I don't feel like I am incapable of using GABAergics any longer, but I do feel like I am more sensitive / on-edge than I was before and that I have much fewer tolerance for that anxiety to rise before I start feeling bad. Still not enough to catch me off-guard with withdrawals but on the other hand I don't have all that much wiggling room either and am more quickly caught in between a rock and a hard place, I guess I spent that wiggling room earlier.

I get pregabalin prescribed and this works and is a fair intermediate that does influence your GABA household but not directly, and the way it acts indirectly is quite different than from benzoids.
 
^If AMPA antagonism (perampanel) is indeed intoxicating, and if AMPA is responsible for a lot of kindling, then I wonder just what the subjective experience is like. Maybe it's benzo/alcohol-ish?

I'm sure it's a mind eraser but I'd like to see perampanel tested for utility in GABA withdrawals.
 
? How does not getting much effect from not much alcohol turn you away from alcohol?
I mean: good going because it sucks to like alcohol anyway, but it doesn't really make any sense to be frank.

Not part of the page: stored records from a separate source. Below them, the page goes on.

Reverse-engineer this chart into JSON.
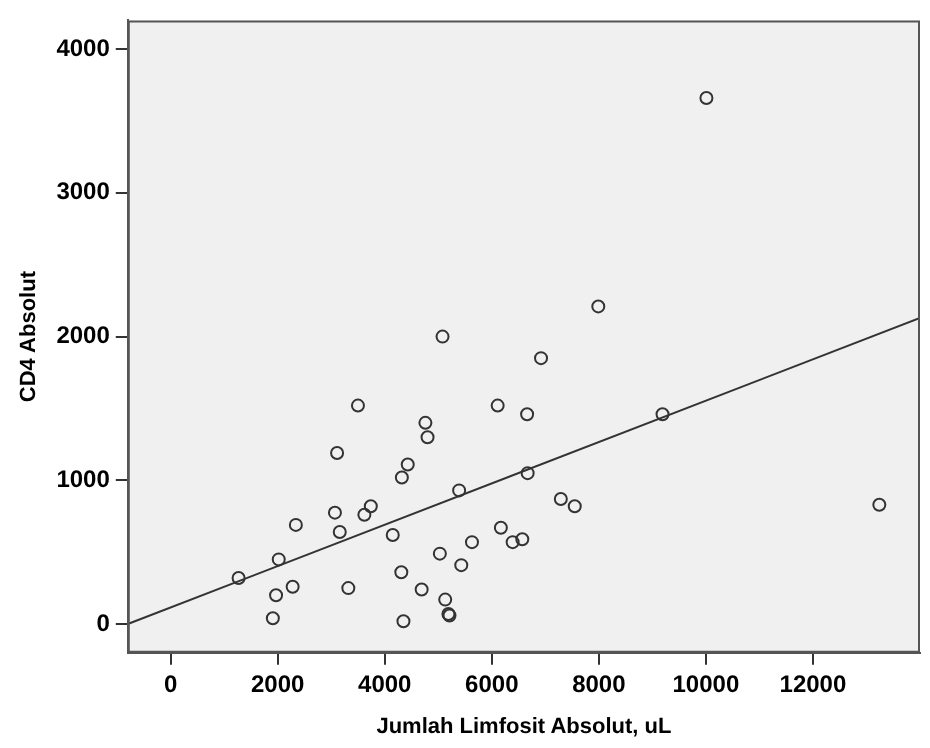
{
  "chart_data": {
    "type": "scatter",
    "xlabel": "Jumlah Limfosit Absolut, uL",
    "ylabel": "CD4 Absolut",
    "xlim": [
      -800,
      14000
    ],
    "ylim": [
      -200,
      4200
    ],
    "xticks": [
      0,
      2000,
      4000,
      6000,
      8000,
      10000,
      12000
    ],
    "yticks": [
      0,
      1000,
      2000,
      3000,
      4000
    ],
    "grid": false,
    "legend": false,
    "marker": "circle",
    "series": [
      {
        "color": "#333333",
        "x": [
          1270,
          2020,
          1970,
          1910,
          2280,
          2340,
          3110,
          3500,
          3070,
          3160,
          3320,
          3620,
          3740,
          4150,
          4310,
          4350,
          4320,
          4430,
          4760,
          4800,
          5080,
          5030,
          4690,
          5130,
          5190,
          5210,
          5390,
          5430,
          5630,
          6110,
          6170,
          6390,
          6570,
          6660,
          6670,
          6920,
          7290,
          7550,
          7990,
          9190,
          13240,
          10010
        ],
        "values": [
          320,
          450,
          200,
          40,
          260,
          690,
          1190,
          1520,
          775,
          640,
          250,
          760,
          820,
          620,
          360,
          20,
          1020,
          1110,
          1400,
          1300,
          2000,
          490,
          240,
          170,
          70,
          60,
          930,
          410,
          570,
          1520,
          670,
          570,
          590,
          1460,
          1050,
          1850,
          870,
          820,
          2210,
          1460,
          830,
          3660
        ]
      },
      {
        "type": "line",
        "color": "#333333",
        "marker": "none",
        "line_style": "solid",
        "x": [
          -800,
          14000
        ],
        "values": [
          0,
          2130
        ]
      }
    ]
  }
}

How is feeling restless and lethargic not much effect? That is clearly a negative effect for me, however mild it might be now over 3 years after quitting benzos. If the negatives outweigh the positives or there are no positives, you are going to be put away. Before I got addicted to opioids and benzos, I did get moderately intoxicated as well as wasted drunk on alcohol, so it's not like I have never experienced alcohol intoxication, and how it had affected me before I got dependent on benzos and when I was already dependent on them compared to how it made me feel after quitting makes me think it negatively affects me in a way much different from how people feel sick on the day after moderate to heavy drinking from hangover, which is a sign for me my GABA/glutamatergic system is still quite sensitive and not working properly. An important factor is certainly also that I was a teenager when I got dependent on benzos and that I took them throughout my teenage years, and now I'm 27.

As for other drugs that affect GABA release or GABA receptors, I can drink coffee 2-3 times a day though without side effects other than some increase anxiety at times, but I stopped smoking cannabis for good after I quit benzos as it started making me feel paranoid and extremely anxious, and while I was still on benzos, I enjoyed it as a relaxant and sometimes psychedelic very much, also helped me immensely through methadone withdrawal.

So anyway, what I meant to answer to the original question is that you might not feel alcohol effects as you did before you got dependent on benzodiazepines even if it doesn't necessarily cause flashbacks of some withdrawal symptoms.